Buying interest for cobalt tetroxide has weakened as a result of battery makers turning to tolling agreements to convert cobalt raw materials directly into cobalt tetroxide, as well as the substitution to cheaper nickel-cobalt-manganese (NCM) lithium-ion batteries. This has kept cobalt tetroxide prices under pressure.

Market news:
In early August, Cobalt Blockchain and Traxys Europe signed a letter of intent to establish a commercial partnership at Traxys’ cobalt hydroxide plant in Lubumbashi in the Democratic Republic of the Congo (DRC). Cobalt Blockchain will invest as much as $2 million into plant.

The plant has a design throughput of 50,000 tonnes per year of run-of-mine feed, with expected output of 3,150 tpy of cobalt hydroxide and 1,050 tpy of contained cobalt, assuming a minimum feed grade of 3% cobalt.

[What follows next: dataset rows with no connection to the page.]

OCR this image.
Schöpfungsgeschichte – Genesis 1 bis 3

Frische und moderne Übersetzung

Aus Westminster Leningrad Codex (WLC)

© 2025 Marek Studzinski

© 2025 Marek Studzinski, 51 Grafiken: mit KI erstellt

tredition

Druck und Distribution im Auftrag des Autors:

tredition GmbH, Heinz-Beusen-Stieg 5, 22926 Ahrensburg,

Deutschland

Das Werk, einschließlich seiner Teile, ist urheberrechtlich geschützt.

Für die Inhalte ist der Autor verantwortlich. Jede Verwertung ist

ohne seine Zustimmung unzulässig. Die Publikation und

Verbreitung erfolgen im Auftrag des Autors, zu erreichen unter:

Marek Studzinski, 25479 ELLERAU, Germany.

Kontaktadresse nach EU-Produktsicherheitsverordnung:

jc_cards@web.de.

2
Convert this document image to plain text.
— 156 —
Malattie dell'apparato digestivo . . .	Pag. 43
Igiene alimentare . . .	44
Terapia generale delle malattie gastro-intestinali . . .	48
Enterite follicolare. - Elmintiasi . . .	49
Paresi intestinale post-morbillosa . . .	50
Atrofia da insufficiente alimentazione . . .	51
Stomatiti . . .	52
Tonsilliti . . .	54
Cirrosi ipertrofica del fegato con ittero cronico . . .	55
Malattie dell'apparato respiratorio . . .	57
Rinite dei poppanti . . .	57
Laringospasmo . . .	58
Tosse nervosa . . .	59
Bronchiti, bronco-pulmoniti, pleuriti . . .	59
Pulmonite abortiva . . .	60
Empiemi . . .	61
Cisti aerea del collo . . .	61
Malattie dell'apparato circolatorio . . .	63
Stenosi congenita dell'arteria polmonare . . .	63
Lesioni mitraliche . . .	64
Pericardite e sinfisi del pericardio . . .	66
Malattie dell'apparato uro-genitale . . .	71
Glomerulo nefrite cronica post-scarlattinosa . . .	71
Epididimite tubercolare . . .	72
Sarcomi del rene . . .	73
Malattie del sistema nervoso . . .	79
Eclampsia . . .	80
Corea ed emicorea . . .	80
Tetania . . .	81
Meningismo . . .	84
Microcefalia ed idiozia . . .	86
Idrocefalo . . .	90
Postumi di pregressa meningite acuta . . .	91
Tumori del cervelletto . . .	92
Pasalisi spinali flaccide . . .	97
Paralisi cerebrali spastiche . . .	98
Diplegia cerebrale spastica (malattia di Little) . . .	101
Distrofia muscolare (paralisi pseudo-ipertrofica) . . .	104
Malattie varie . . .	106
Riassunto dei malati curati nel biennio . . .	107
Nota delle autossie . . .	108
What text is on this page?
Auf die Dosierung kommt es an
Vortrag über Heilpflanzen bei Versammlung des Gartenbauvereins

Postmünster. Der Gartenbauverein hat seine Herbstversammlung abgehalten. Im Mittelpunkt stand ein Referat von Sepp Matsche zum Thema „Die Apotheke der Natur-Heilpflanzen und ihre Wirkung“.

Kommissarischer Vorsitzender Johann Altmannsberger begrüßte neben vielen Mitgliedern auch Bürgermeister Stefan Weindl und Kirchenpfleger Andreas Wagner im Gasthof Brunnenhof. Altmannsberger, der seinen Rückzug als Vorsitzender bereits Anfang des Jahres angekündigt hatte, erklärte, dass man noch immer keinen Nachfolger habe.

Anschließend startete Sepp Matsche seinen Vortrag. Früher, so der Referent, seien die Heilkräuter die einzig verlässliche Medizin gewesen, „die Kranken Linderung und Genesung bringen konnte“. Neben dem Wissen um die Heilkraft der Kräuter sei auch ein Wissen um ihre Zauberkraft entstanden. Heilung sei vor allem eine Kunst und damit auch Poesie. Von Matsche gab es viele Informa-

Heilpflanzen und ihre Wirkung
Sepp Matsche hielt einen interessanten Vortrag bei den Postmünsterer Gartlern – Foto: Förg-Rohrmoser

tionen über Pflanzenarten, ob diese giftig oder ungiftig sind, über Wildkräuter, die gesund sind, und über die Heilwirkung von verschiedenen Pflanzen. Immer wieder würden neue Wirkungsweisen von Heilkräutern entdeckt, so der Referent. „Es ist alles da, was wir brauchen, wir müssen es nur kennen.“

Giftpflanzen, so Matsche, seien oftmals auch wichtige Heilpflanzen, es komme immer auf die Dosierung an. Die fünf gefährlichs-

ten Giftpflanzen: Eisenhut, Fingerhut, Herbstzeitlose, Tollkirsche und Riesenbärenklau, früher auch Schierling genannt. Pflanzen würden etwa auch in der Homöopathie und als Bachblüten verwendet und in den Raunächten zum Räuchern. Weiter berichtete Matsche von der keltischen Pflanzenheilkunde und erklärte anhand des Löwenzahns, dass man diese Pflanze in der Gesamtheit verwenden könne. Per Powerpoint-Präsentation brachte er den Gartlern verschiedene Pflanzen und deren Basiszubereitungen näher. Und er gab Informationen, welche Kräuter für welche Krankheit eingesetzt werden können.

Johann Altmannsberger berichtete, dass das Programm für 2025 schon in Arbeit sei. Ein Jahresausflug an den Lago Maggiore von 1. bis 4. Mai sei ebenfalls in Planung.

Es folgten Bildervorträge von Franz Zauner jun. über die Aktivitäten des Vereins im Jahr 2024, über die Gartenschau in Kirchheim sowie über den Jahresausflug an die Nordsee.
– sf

Glencore, the other mining giant who owns key cobalt assets in the DRC, has seen its first half year profit soar by 28%, receiving strong support from strong cobalt prices in the first six month of 2018, and production resumption at its Katanga mine.

Outlook:
“Cathode producers, battery manufacturers and OEMS [original equipment manufacturer], as well as electric vehicle buyers, have all had to adjust to the new subsidies, which was bound to slow activity down as production lines were changed and buying decisions delayed,” Metal Bulletin’s battery raw materials research team said.

“The slowdown is expected to have led to pent-up demand so the recovery is expected to be swift, which is why we are forecasting a rebound in prices for the rest of the year. For now prices have levelled out, we wait to see if the markets start to rebound,” it said.

For the medium-term outlook, the battery raw materials research team holds its view that any surplus is likely be mainly on paper.

“We expect surplus cobalt units will be absorbed by downstream consumers – and even OEMs – while they try to secure supply in what is likely to become a very tight market within a few years,” the team added.